BBQ Joints, Just Not the Same

Larry 'n NassauMy son and I just got back from a trip to North West, Florida and pretty much lived on a diet of barbecue and seafood. We spent much of the time off the Interstate system seeking out yard sales and local BBQ joints on the way to the Gulf Coast and coming home. At the coast, I especially, honed in on consuming local sea creatures, fried, steamed, and grilled. I even managed to get down a sample oyster on the half-shell.

As many of you know I have for years been on a quest to find the best pulled pork on earth and the search has been very enjoyable and made for some good memories and tales of conquest. But since it began, back in the mid-80s, much of the luster has been lost. There are several reasons for this and the newness rubbing off is probably a major factor.
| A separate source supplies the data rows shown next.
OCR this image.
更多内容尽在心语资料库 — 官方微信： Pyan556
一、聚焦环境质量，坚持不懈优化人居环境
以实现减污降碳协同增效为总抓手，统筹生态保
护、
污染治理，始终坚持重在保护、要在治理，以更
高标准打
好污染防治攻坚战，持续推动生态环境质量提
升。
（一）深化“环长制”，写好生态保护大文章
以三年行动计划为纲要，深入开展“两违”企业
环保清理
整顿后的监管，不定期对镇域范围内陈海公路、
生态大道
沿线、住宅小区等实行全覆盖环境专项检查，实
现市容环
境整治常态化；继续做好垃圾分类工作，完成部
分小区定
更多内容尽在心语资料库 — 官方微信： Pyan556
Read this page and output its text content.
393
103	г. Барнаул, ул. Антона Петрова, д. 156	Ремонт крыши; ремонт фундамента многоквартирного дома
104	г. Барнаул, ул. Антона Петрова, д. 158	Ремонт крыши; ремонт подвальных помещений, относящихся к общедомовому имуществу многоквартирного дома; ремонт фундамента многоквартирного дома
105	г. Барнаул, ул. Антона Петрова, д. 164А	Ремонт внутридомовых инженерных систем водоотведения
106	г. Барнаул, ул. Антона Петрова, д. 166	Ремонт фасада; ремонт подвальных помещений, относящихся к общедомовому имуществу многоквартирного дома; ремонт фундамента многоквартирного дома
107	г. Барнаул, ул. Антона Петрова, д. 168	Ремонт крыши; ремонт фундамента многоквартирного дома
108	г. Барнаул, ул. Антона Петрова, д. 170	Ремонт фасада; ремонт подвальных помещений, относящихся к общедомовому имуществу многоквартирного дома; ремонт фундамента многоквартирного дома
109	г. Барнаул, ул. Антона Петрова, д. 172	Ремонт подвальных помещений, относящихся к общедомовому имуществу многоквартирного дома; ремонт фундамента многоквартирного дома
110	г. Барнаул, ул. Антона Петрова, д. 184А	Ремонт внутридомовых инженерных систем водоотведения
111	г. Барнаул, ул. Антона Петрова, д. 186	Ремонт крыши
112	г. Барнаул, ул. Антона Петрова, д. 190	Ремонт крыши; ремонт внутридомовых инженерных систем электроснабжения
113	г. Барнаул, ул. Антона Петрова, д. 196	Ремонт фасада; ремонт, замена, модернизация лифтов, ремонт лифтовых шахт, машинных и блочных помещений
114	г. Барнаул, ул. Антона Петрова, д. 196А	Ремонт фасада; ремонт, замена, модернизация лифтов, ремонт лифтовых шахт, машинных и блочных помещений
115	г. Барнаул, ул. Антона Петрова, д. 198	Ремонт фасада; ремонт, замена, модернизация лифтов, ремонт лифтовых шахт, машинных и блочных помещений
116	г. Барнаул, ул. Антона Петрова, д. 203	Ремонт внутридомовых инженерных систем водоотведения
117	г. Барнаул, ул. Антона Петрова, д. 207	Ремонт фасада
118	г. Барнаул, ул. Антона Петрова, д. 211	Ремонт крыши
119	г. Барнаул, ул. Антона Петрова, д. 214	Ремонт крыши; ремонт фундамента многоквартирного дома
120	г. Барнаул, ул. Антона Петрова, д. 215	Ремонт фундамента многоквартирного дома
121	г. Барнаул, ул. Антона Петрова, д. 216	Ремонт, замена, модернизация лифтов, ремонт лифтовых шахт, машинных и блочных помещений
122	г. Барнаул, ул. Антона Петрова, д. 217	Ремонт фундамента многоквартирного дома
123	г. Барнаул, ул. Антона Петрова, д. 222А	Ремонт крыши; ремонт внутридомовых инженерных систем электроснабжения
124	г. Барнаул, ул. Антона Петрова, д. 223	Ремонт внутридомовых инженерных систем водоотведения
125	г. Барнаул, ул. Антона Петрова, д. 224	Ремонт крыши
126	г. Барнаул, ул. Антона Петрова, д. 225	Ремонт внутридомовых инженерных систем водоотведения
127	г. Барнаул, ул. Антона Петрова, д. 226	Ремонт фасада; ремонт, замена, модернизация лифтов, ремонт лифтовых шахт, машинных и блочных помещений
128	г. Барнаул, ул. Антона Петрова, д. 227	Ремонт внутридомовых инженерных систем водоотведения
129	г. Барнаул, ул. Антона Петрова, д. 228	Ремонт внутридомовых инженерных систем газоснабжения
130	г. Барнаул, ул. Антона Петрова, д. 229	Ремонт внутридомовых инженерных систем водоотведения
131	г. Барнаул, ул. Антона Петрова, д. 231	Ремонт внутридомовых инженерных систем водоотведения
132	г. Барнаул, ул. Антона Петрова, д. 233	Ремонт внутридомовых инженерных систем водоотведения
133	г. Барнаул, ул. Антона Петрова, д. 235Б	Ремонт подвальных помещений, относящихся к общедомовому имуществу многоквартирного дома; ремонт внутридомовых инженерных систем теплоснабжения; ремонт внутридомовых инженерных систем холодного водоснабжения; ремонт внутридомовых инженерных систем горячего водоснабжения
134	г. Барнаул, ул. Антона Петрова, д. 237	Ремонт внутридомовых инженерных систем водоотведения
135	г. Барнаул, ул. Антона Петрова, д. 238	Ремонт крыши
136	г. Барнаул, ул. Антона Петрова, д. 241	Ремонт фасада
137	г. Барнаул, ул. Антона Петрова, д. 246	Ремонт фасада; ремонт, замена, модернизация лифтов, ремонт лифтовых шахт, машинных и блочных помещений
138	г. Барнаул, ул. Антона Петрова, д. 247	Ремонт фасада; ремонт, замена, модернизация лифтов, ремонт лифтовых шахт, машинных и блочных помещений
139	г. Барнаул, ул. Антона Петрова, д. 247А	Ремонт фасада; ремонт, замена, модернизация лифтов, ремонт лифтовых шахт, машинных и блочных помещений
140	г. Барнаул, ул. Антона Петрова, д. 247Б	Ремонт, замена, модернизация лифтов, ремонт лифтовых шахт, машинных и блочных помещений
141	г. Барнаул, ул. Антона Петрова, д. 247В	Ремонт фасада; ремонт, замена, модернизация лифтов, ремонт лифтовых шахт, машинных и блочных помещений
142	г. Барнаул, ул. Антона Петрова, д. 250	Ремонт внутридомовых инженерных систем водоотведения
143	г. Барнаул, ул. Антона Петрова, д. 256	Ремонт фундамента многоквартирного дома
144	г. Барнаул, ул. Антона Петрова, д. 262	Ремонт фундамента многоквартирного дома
Other reasons have to include there only being  so many ways to smoke a hog, the increase in the number of BBQ joints, and, to twist a phrase, that we have gotten pretty damned good at pulling our own pork.

The one thing we both agreed on is that Wilber’s Barbecue in Goldsboro, NC remains our personal, all-time, favorite with Hill’s Lexington BBQ, north of Winston-Salem, NC, running a possible close second. We also agreed that good BBQ never came out of a big chain restaurant with a modern building just off the Interstate. The best que is found in old concrete block buildings with knotty pine walls, oil-skin covered tables, and a big pile of burning hickory logs out back from which the glowing embers are used to convert swine into swell.